Hematologists now have an obligation to review this new document and consider how it might improve the care they provide and support local quality improvement activities. In so doing, they need to carefully differentiate among strong, moderate and weak recommendations. The expert panel intended that strong and moderate-strength recommendations be used to populate protocols of care, but that weak or moderate-strength recommendations not be used to generate quality-of-care indicators or accountability measures or to affect insurance reimbursement. It is important for both providers and payers to note that some recommendations not to use certain procedures (eg, pulmonary function tests, brain MRI) to screen routinely for certain complications apply only to “asymptomatic individuals,” which clearly places an onus on providers to carefully inquire about, document and investigate symptoms such as chronic cough, poor exercise tolerance, declining academic achievement, etc.
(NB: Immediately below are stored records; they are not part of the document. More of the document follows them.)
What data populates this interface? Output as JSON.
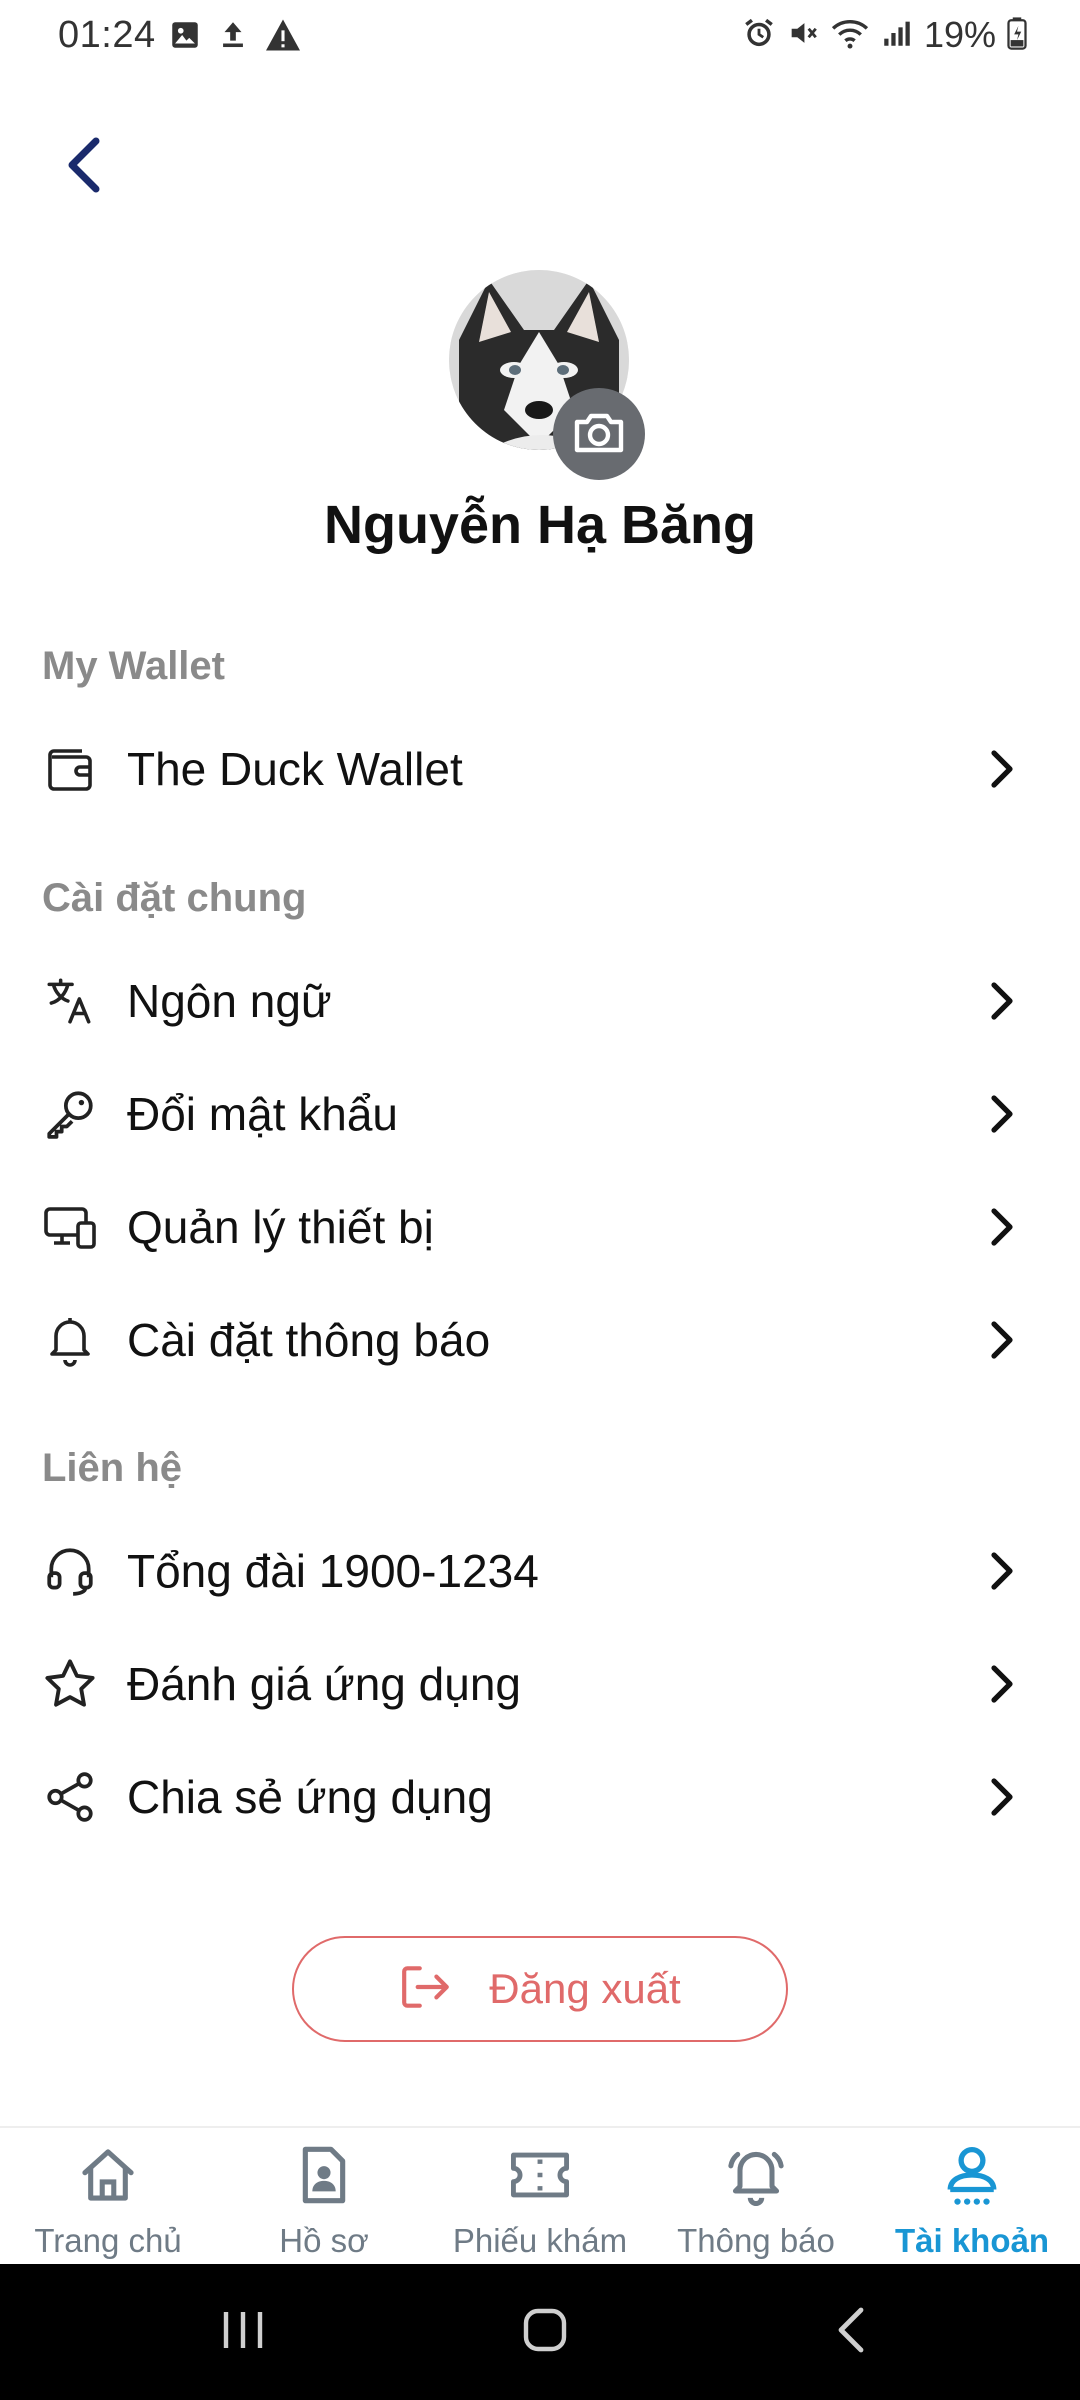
{
  "status_bar": {
    "time": "01:24",
    "battery": "19%",
    "left_icons": [
      "image-icon",
      "upload-icon",
      "warning-icon"
    ],
    "right_icons": [
      "alarm-icon",
      "mute-icon",
      "wifi-icon",
      "signal-icon",
      "battery-icon"
    ]
  },
  "profile": {
    "name": "Nguyễn Hạ Băng"
  },
  "sections": {
    "wallet": {
      "title": "My Wallet",
      "items": [
        {
          "label": "The Duck Wallet",
          "icon": "wallet-icon"
        }
      ]
    },
    "general": {
      "title": "Cài đặt chung",
      "items": [
        {
          "label": "Ngôn ngữ",
          "icon": "translate-icon"
        },
        {
          "label": "Đổi mật khẩu",
          "icon": "key-icon"
        },
        {
          "label": "Quản lý thiết bị",
          "icon": "devices-icon"
        },
        {
          "label": "Cài đặt thông báo",
          "icon": "bell-icon"
        }
      ]
    },
    "contact": {
      "title": "Liên hệ",
      "items": [
        {
          "label": "Tổng đài 1900-1234",
          "icon": "headset-icon"
        },
        {
          "label": "Đánh giá ứng dụng",
          "icon": "star-icon"
        },
        {
          "label": "Chia sẻ ứng dụng",
          "icon": "share-icon"
        }
      ]
    }
  },
  "logout": {
    "label": "Đăng xuất",
    "color": "#e06a6a"
  },
  "bottom_nav": {
    "active_color": "#1996d4",
    "items": [
      {
        "label": "Trang chủ",
        "icon": "home-icon",
        "active": false
      },
      {
        "label": "Hồ sơ",
        "icon": "profile-document-icon",
        "active": false
      },
      {
        "label": "Phiếu khám",
        "icon": "ticket-icon",
        "active": false
      },
      {
        "label": "Thông báo",
        "icon": "notification-bell-icon",
        "active": false
      },
      {
        "label": "Tài khoản",
        "icon": "account-icon",
        "active": true
      }
    ]
  }
}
Lastly, it would be unfortunate if the expert panel report was used to discourage or prevent clinicians from periodically assessing the presence or absence of clinically “silent” complications, including the extent to which chronic damage to the brain and others organs is present. For many patients and families, documentation of chronic organ damage may influence perceptions of disease severity and acceptance of — and adherence with — hydroxyurea or other treatments.
Peter A. Lane, MD
Professor of pediatrics
Emory University School of Medicine
Director, Sickle Cell Disease Program
Aflac Field Force Children’s Chair for
Sickle Cell Disease
Children’s Healthcare of Atlanta
Disclosures: Lane reports no relevant financial disclosures.